Ma quali sono le schiavitù che hanno finito col renderci sterili? Si domanda Francesco. “Dovremmo forse individuare anche chi sia oggi il Faraone: questo potere che si pretende divino e assoluto, e che vuole impedire al popolo di adorare il Signore, di appartenergli, rendendolo invece schiavo di altri poteri e di altre preoccupazioni”, aggiunge il Papa.

“L’analisi delle malattie ha messo in evidenza una generale e sana stanchezza delle parrocchie sia di girare a vuoto sia di aver perso la strada da percorrere – sottolinea Papa Francesco alla diocesi di Roma - Forse ci siamo chiusi in noi stessi e nel nostro mondo parrocchiale perché abbiamo in realtà trascurato o non fatto seriamente i conti con la vita delle persone che ci erano state affidate (quelle del nostro territorio, dei nostri ambienti di vita quotidiana), mentre il Signore sempre si manifesta incarnandosi qui e ora, cioè anche e precisamente in questo tempo così difficile da interpretare, in questo contesto così complesso e apparentemente lontano da Lui. Non ha sbagliato mettendoci qui, in questo tempo, e con queste sfide davanti”.

“Ci siamo accontentati di quello che avevamo: noi stessi – commenta il Papa - Noi stessi: e qui c’è il grande tema dell’ ipertrofia dell’individuo”, così presente nelle verifiche: dell’io che non riesce a diventare persona, a vivere di relazioni, e che crede che il rapporto con gli altri non gli sia necessario.

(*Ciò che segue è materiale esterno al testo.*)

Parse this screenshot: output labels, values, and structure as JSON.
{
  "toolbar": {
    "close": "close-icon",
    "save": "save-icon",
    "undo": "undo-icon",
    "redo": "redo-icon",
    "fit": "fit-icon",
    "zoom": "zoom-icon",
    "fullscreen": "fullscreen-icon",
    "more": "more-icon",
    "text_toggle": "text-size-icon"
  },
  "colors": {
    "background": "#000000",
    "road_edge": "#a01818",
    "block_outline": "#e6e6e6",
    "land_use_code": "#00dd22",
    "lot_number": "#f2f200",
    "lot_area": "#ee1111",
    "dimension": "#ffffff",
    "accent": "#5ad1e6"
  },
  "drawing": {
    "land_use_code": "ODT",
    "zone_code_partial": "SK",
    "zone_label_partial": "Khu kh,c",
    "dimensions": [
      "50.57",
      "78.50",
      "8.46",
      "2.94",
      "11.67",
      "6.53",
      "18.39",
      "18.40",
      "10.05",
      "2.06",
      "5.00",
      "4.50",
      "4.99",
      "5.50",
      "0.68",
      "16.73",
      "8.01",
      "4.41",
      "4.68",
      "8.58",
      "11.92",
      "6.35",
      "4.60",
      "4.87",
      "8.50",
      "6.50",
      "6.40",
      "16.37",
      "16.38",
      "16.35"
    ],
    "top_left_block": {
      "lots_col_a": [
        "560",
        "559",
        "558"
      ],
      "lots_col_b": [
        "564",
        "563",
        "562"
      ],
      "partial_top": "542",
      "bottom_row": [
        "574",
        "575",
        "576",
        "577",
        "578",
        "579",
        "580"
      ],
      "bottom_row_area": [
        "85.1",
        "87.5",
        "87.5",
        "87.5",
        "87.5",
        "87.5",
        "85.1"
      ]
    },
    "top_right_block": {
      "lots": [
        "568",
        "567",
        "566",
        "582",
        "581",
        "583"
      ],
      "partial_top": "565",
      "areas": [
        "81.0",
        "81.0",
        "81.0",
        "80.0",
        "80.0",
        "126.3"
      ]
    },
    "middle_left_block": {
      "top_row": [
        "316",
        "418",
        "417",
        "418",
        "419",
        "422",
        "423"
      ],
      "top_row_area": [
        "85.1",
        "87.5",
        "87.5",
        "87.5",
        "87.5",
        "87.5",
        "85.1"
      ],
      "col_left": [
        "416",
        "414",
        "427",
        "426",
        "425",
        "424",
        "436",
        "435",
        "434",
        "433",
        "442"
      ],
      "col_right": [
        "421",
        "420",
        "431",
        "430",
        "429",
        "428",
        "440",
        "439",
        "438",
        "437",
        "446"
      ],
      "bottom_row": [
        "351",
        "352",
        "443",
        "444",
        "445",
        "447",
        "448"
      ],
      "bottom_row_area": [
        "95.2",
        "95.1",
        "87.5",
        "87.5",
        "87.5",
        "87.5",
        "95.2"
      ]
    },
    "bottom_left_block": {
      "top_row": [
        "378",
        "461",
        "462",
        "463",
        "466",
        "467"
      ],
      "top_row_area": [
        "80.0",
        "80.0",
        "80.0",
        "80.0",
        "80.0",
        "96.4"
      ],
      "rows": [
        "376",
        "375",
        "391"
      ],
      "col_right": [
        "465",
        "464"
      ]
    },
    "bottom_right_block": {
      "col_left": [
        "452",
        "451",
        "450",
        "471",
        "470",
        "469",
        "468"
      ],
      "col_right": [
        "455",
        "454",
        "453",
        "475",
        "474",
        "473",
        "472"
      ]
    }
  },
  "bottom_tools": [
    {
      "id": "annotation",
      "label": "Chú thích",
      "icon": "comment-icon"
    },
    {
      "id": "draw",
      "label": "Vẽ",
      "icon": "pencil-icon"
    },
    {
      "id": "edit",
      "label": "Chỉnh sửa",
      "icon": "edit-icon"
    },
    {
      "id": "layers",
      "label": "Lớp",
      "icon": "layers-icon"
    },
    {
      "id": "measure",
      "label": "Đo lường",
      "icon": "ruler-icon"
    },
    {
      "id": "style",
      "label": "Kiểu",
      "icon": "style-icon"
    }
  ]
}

Ci siamo ripiegati su preoccupazioni di ordinaria amministrazione, di sopravvivenza”.

“Vi sto invitando a intraprendere un’altra tappa del cammino della Chiesa di Roma – chiarisce il Pontefice - in un certo senso un nuovo esodo, una nuova partenza, che rinnovi la nostra identità di popolo di Dio, senza rimpianti per ciò che dovremo lasciare. Occorrerà ascoltare il grido del popolo, come Mosè fu esortato a fare: sapendo così interpretare, alla luce della Parola di Dio, i fenomeni sociali e culturali nei quali siete immersi”.

Ma per ottenere tutto questo, “bisogna guardare a questo popolo e non a noi stessi, lasciarci interpellare e scomodare. Questo produrrà certamente qualcosa di nuovo, di inedito e di voluto dal Signore”, conclude Francesco.